Using batteries at all might seem to add unnecessary cost compared to a direct charging design. Yet Hutchinson argues that it's actually more efficient from an electronics standpoint and less costly to rectify the ac current and store the charge in a battery than to design the bulky, expensive electronics that could provide a direct charge to the phone within Motorola's tight specs. Plus, the battery makes the unit more functional by enabling it work without winding.
Once the battery has taken on its charge, the unit has to interface to the phone—or make that "phones." As Motorola's Locher points out, the FreeCharge had to work with more than a half dozen models with differing physical connections and power requirements. "Each phone has a different charging protocol," he says. Both Motorola and FreePlay understandably declined to reveal the specs, but Hutchinson describes them as "very precise" in regard to current, voltage, and time. "They have very tight control on current ripple," he adds. The FreeCharge meets the diverse charging requirements with the help of custom male connector system called "Hot Pod." These connectors, three in all, snap into the FreeCharge body and can make physical connection to most of Motorola's phones. The connectors also contain power electronics that regulate voltage and current according to each phone's charging requirements.
Early in the design process, FreePlay also rejected the idea of using a dc generator, which would have done away with the need to rectify the current. Though the company has used dc generators in the past and found them less subject to cogging torque, "they would have been cost prohibitive to manufacture," Hutchinson says. "For this application, alternating current fit the bill."
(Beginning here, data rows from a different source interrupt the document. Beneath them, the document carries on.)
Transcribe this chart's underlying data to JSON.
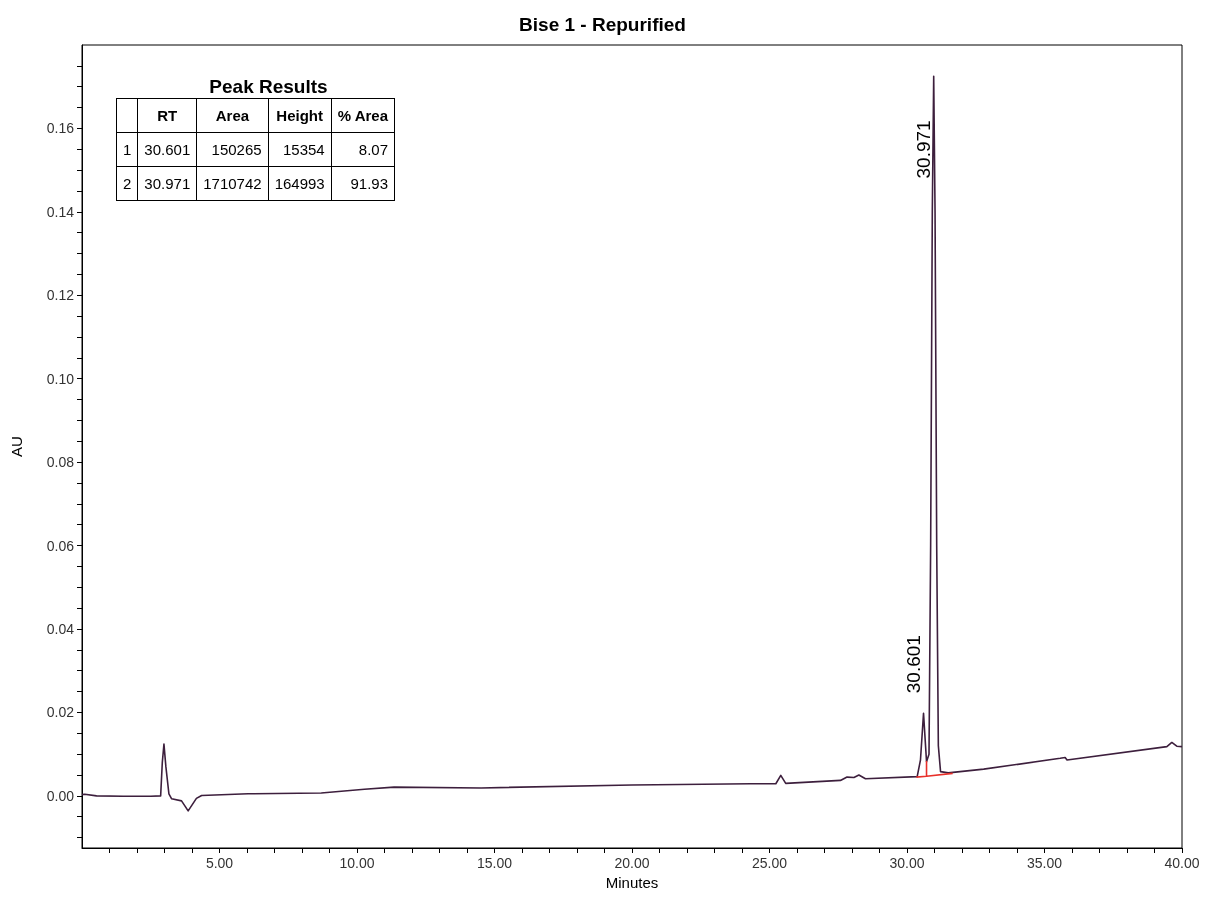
{
  "chart_data": {
    "type": "line",
    "title": "Bise 1 - Repurified",
    "xlabel": "Minutes",
    "ylabel": "AU",
    "xlim": [
      0,
      40
    ],
    "xticks": [
      {
        "value": 1,
        "label": null
      },
      {
        "value": 2,
        "label": null
      },
      {
        "value": 3,
        "label": null
      },
      {
        "value": 4,
        "label": null
      },
      {
        "value": 5,
        "label": "5.00"
      },
      {
        "value": 6,
        "label": null
      },
      {
        "value": 7,
        "label": null
      },
      {
        "value": 8,
        "label": null
      },
      {
        "value": 9,
        "label": null
      },
      {
        "value": 10,
        "label": "10.00"
      },
      {
        "value": 11,
        "label": null
      },
      {
        "value": 12,
        "label": null
      },
      {
        "value": 13,
        "label": null
      },
      {
        "value": 14,
        "label": null
      },
      {
        "value": 15,
        "label": "15.00"
      },
      {
        "value": 16,
        "label": null
      },
      {
        "value": 17,
        "label": null
      },
      {
        "value": 18,
        "label": null
      },
      {
        "value": 19,
        "label": null
      },
      {
        "value": 20,
        "label": "20.00"
      },
      {
        "value": 21,
        "label": null
      },
      {
        "value": 22,
        "label": null
      },
      {
        "value": 23,
        "label": null
      },
      {
        "value": 24,
        "label": null
      },
      {
        "value": 25,
        "label": "25.00"
      },
      {
        "value": 26,
        "label": null
      },
      {
        "value": 27,
        "label": null
      },
      {
        "value": 28,
        "label": null
      },
      {
        "value": 29,
        "label": null
      },
      {
        "value": 30,
        "label": "30.00"
      },
      {
        "value": 31,
        "label": null
      },
      {
        "value": 32,
        "label": null
      },
      {
        "value": 33,
        "label": null
      },
      {
        "value": 34,
        "label": null
      },
      {
        "value": 35,
        "label": "35.00"
      },
      {
        "value": 36,
        "label": null
      },
      {
        "value": 37,
        "label": null
      },
      {
        "value": 38,
        "label": null
      },
      {
        "value": 39,
        "label": null
      },
      {
        "value": 40,
        "label": "40.00"
      }
    ],
    "ylim": [
      -0.0125,
      0.18
    ],
    "yticks": [
      {
        "value": -0.01,
        "label": null
      },
      {
        "value": -0.005,
        "label": null
      },
      {
        "value": 0,
        "label": "0.00"
      },
      {
        "value": 0.005,
        "label": null
      },
      {
        "value": 0.01,
        "label": null
      },
      {
        "value": 0.015,
        "label": null
      },
      {
        "value": 0.02,
        "label": "0.02"
      },
      {
        "value": 0.025,
        "label": null
      },
      {
        "value": 0.03,
        "label": null
      },
      {
        "value": 0.035,
        "label": null
      },
      {
        "value": 0.04,
        "label": "0.04"
      },
      {
        "value": 0.045,
        "label": null
      },
      {
        "value": 0.05,
        "label": null
      },
      {
        "value": 0.055,
        "label": null
      },
      {
        "value": 0.06,
        "label": "0.06"
      },
      {
        "value": 0.065,
        "label": null
      },
      {
        "value": 0.07,
        "label": null
      },
      {
        "value": 0.075,
        "label": null
      },
      {
        "value": 0.08,
        "label": "0.08"
      },
      {
        "value": 0.085,
        "label": null
      },
      {
        "value": 0.09,
        "label": null
      },
      {
        "value": 0.095,
        "label": null
      },
      {
        "value": 0.1,
        "label": "0.10"
      },
      {
        "value": 0.105,
        "label": null
      },
      {
        "value": 0.11,
        "label": null
      },
      {
        "value": 0.115,
        "label": null
      },
      {
        "value": 0.12,
        "label": "0.12"
      },
      {
        "value": 0.125,
        "label": null
      },
      {
        "value": 0.13,
        "label": null
      },
      {
        "value": 0.135,
        "label": null
      },
      {
        "value": 0.14,
        "label": "0.14"
      },
      {
        "value": 0.145,
        "label": null
      },
      {
        "value": 0.15,
        "label": null
      },
      {
        "value": 0.155,
        "label": null
      },
      {
        "value": 0.16,
        "label": "0.16"
      },
      {
        "value": 0.165,
        "label": null
      },
      {
        "value": 0.17,
        "label": null
      },
      {
        "value": 0.175,
        "label": null
      }
    ],
    "grid": false,
    "series": [
      {
        "color": "#3d1f3d",
        "x": [
          0,
          0.1,
          0.53,
          1.5,
          2.5,
          2.86,
          2.92,
          2.98,
          3.05,
          3.16,
          3.26,
          3.62,
          3.86,
          4.16,
          4.35,
          6.04,
          8.7,
          10.27,
          11.35,
          14.51,
          20,
          24.31,
          25.23,
          25.41,
          25.59,
          27.58,
          27.82,
          28.07,
          28.25,
          28.49,
          30.37,
          30.49,
          30.601,
          30.71,
          30.8,
          30.86,
          30.92,
          30.971,
          31.02,
          31.08,
          31.14,
          31.22,
          31.5,
          32.79,
          35.57,
          35.75,
          35.82,
          39.45,
          39.63,
          39.81,
          40
        ],
        "values": [
          0.0003,
          0.0004,
          0,
          -0.0001,
          -0.0001,
          0,
          0.008,
          0.0124,
          0.007,
          0.0005,
          -0.0007,
          -0.0012,
          -0.0036,
          -0.0006,
          0.0001,
          0.0005,
          0.0007,
          0.0016,
          0.0021,
          0.0019,
          0.0026,
          0.0029,
          0.0029,
          0.0049,
          0.003,
          0.0037,
          0.0045,
          0.0044,
          0.005,
          0.0041,
          0.0046,
          0.0086,
          0.0198,
          0.0082,
          0.01,
          0.06,
          0.14,
          0.1725,
          0.14,
          0.06,
          0.012,
          0.0058,
          0.0055,
          0.0064,
          0.009,
          0.0092,
          0.0086,
          0.0118,
          0.0128,
          0.0119,
          0.0118
        ]
      },
      {
        "color": "#e8302a",
        "x": [
          30.34,
          30.71,
          30.71,
          30.71,
          31.66
        ],
        "values": [
          0.0045,
          0.0047,
          0.0082,
          0.0047,
          0.0054
        ]
      }
    ],
    "annotations": [
      "Peak Results",
      "RT",
      "Area",
      "Height",
      "% Area",
      "1",
      "30.601",
      "150265",
      "15354",
      "8.07",
      "2",
      "30.971",
      "1710742",
      "164993",
      "91.93",
      {
        "text": "30.601",
        "x": 30.601,
        "y": 0.0246
      },
      {
        "text": "30.971",
        "x": 30.971,
        "y": 0.148
      }
    ]
  }
}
Cranking up the future. A small size, ruggedness, and the flexibility to address different types of phones could serve FreePlay well as it goes to the next step. According to Hutchinson, they could easily power other brands of phones, as well as other portable consumer electronics like games, MP3 players, and PDAs. Motorola started out with the exclusive rights to market the device and at first sold them only for its own phones. "But we're taking a hard look at making the next generation available for other types of phones and mobile electronic devices, too," Locher says.
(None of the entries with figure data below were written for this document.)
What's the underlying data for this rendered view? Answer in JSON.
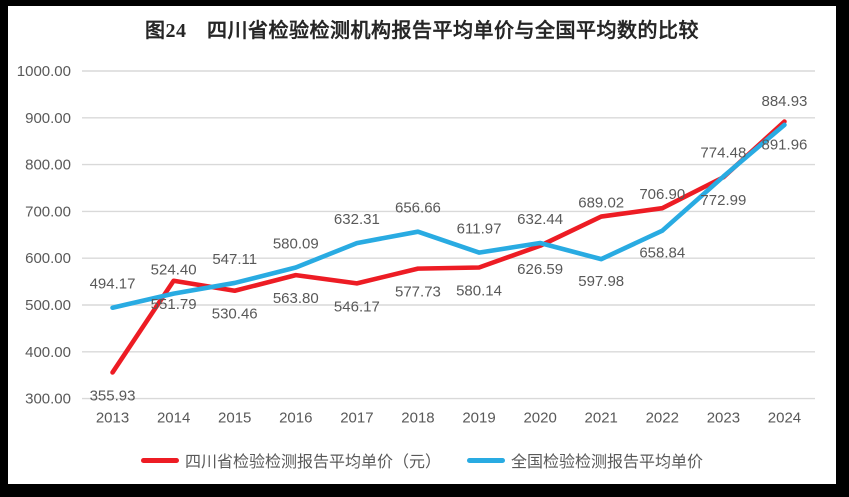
{
  "title": "图24　四川省检验检测机构报告平均单价与全国平均数的比较",
  "colors": {
    "sichuan_red": "#ED1C24",
    "national_blue": "#29ABE2",
    "gridline": "#D9D9D9",
    "axis_text": "#595959",
    "data_label_text": "#595959",
    "title_text": "#262626",
    "frame": "#000000",
    "plot_background": "#FFFFFF"
  },
  "chart_data": {
    "type": "line",
    "categories": [
      "2013",
      "2014",
      "2015",
      "2016",
      "2017",
      "2018",
      "2019",
      "2020",
      "2021",
      "2022",
      "2023",
      "2024"
    ],
    "series": [
      {
        "id": "sichuan",
        "name": "四川省检验检测报告平均单价（元）",
        "color": "#ED1C24",
        "values": [
          355.93,
          551.79,
          530.46,
          563.8,
          546.17,
          577.73,
          580.14,
          626.59,
          689.02,
          706.9,
          772.99,
          891.96
        ],
        "label_side": [
          "below",
          "below",
          "below",
          "below",
          "below",
          "below",
          "below",
          "below",
          "above",
          "above",
          "below",
          "below"
        ]
      },
      {
        "id": "national",
        "name": "全国检验检测报告平均单价",
        "color": "#29ABE2",
        "values": [
          494.17,
          524.4,
          547.11,
          580.09,
          632.31,
          656.66,
          611.97,
          632.44,
          597.98,
          658.84,
          774.48,
          884.93
        ],
        "label_side": [
          "above",
          "above",
          "above",
          "above",
          "above",
          "above",
          "above",
          "above",
          "below",
          "below",
          "above",
          "above"
        ]
      }
    ],
    "ylim": [
      300,
      1000
    ],
    "y_tick_step": 100,
    "y_tick_labels": [
      "300.00",
      "400.00",
      "500.00",
      "600.00",
      "700.00",
      "800.00",
      "900.00",
      "1000.00"
    ],
    "value_format_decimals": 2,
    "grid": true,
    "legend_position": "bottom"
  }
}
There's another opportunity for the technology beyond its use as a stand-alone energy source. Hutchinson reports that the FreePlay can deliver the FreeCharge technology as a module suitable for integration into a variety of OEM designs. Hutchinson envisions military and medical diagnostic equipment for remote areas as two future users of these self-sufficient energy sources.
And FreePlay's crank-driven energy sources may get even easier to carry or integrate in the future. According to Hutchinson, the second generation of the product will be about 40% smaller than the existing model—largely from the use of planetary gears rather than the spur gears in the current model. "Of course, we can't make our products much smaller," Hutchinson says. "Or people won't be able to crank them comfortably."